From Lovers to Bandmates: The Birth of a Legend
Their story began in high school in the mid-1960s, a shared love for music leading them to form the psychedelic-folk band Fritz. It wasn’t until after that band dissolved that their romance blossomed, fueled by their shared ambition and the recording of a folk-rock album, Buckingham Nicks. The album, which famously featured the pair nude on the cover, failed commercially everywhere except in Birmingham, Alabama, where its raw talent caught the attention of Mick Fleetwood. The co-founder of Fleetwood Mac, in desperate need of a guitarist, heard their album and immediately offered Buckingham a spot.
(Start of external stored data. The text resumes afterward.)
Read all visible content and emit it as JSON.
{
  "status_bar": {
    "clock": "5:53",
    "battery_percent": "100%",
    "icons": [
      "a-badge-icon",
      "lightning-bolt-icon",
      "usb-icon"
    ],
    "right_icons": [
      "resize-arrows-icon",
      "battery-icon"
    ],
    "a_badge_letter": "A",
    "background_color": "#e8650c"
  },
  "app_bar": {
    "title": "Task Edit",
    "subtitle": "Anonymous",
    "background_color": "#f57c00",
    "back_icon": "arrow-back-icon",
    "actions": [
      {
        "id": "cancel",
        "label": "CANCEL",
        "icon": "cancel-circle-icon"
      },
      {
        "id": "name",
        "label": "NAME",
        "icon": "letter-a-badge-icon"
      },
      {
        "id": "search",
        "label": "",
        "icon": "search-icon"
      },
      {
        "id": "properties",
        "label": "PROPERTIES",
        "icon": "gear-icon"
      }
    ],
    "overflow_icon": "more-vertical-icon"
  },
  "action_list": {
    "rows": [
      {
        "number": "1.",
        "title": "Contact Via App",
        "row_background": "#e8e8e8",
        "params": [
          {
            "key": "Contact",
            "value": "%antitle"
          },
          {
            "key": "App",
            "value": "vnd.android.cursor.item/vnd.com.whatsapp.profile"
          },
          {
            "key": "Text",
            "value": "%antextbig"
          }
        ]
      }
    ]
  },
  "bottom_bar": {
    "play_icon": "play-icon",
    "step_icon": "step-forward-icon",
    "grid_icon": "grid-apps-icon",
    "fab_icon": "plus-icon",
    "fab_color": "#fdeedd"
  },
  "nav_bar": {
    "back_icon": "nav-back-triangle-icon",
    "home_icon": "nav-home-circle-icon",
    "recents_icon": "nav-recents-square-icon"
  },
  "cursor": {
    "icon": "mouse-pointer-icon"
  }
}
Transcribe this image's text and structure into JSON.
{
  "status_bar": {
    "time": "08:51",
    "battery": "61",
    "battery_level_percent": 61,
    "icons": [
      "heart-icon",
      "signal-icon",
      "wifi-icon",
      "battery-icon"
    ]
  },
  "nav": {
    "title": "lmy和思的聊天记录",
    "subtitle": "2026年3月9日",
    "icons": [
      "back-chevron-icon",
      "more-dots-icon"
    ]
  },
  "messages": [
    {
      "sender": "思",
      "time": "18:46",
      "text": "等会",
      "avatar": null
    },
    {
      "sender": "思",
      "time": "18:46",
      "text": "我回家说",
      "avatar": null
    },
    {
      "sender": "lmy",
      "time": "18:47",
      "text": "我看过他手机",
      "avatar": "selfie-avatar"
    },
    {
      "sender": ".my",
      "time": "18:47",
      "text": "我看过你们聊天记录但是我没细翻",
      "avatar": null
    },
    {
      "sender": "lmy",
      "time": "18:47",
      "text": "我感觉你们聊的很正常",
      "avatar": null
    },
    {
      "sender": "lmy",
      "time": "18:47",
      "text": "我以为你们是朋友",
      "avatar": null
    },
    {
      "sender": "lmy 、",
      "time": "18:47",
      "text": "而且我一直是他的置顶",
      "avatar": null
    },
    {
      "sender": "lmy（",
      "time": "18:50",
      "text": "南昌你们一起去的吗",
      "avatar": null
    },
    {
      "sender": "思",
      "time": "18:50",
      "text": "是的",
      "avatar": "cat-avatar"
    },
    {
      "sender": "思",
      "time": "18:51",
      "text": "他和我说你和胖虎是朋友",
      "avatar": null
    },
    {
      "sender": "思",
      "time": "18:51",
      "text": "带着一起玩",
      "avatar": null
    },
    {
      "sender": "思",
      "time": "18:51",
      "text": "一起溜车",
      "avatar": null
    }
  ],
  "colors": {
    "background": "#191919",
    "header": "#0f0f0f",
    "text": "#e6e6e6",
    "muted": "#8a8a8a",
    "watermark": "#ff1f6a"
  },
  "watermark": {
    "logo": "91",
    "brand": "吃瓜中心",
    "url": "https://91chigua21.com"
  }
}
In a move that would change rock history, Buckingham insisted Nicks come with him, beginning a co-dependent journey that would soon strain their love to its breaking point.
The Heart of ‘Rumours’: Love, Rage, and Cocaine
The public unraveling of their relationship reached its fever pitch during the recording of what would become Fleetwood Mac’s defining album, Rumours. The studio became a battleground for their heartbreak, with each artist using their songs to confront the other. Nicks wrote the melancholic but hopeful hit “Dreams” about the impending breakup, while Buckingham responded with the “angry and nasty” “Go Your Own Way.” Nicks would later call Buckingham’s lyrics “extremely disrespectful,” to which he famously countered, “that’s the way you write songs.” The raw, unfiltered emotion fueled an album that spent 31 weeks at No. 1, turning their private pain into a global sensation. The entire project, according to the album’s engineer, was fueled by heartache, rage, and a “community bag of cocaine,” with Nicks developing her own addiction “just to get through” the grueling process.
The Splits and the Solo Journeys
The recording of Rumours was the beginning of the end of their creative and personal cohabitation. Nicks launched a hugely successful solo career in the 1980s, finding relief from the “tense” dynamic of being in Fleetwood Mac. Their strained relationship led to their first major band split in 1987 when Buckingham refused to tour, prompting Nicks to remember that she “tried to strangle him.” She eventually left the band herself in the early ’90s, after a fight with Fleetwood over a song she wrote about Buckingham. For decades, their professional careers ran on parallel tracks, with Nicks finding her own path and Buckingham exploring his.
A Troubled Peace and an Unresolved Legacy
In 1997, the classic lineup of Fleetwood Mac reunited for The Dance, a successful tour that seemed to offer a momentary truce. Fans were treated to a brief show of peace, with Nicks and Buckingham sharing a stage for the first time in years. But the reconciliation was fragile. In 2018, Buckingham was ousted from the group, with Nicks telling Rolling Stone that she “had dealt with Lindsey for as long as I could.” Now, less than a year after their bandmate Christine McVie’s death brought them into brief contact, the surprise announcement that Buckingham Nicks will be available for streaming for the first time on September 19 has once again captured the imagination of fans. Whether this is a true reconciliation or simply a pause in an unending feud remains to be seen. What is clear is that a love story born and broken in the studio continues to define the art they create together, a complex and beautiful legacy for the ages.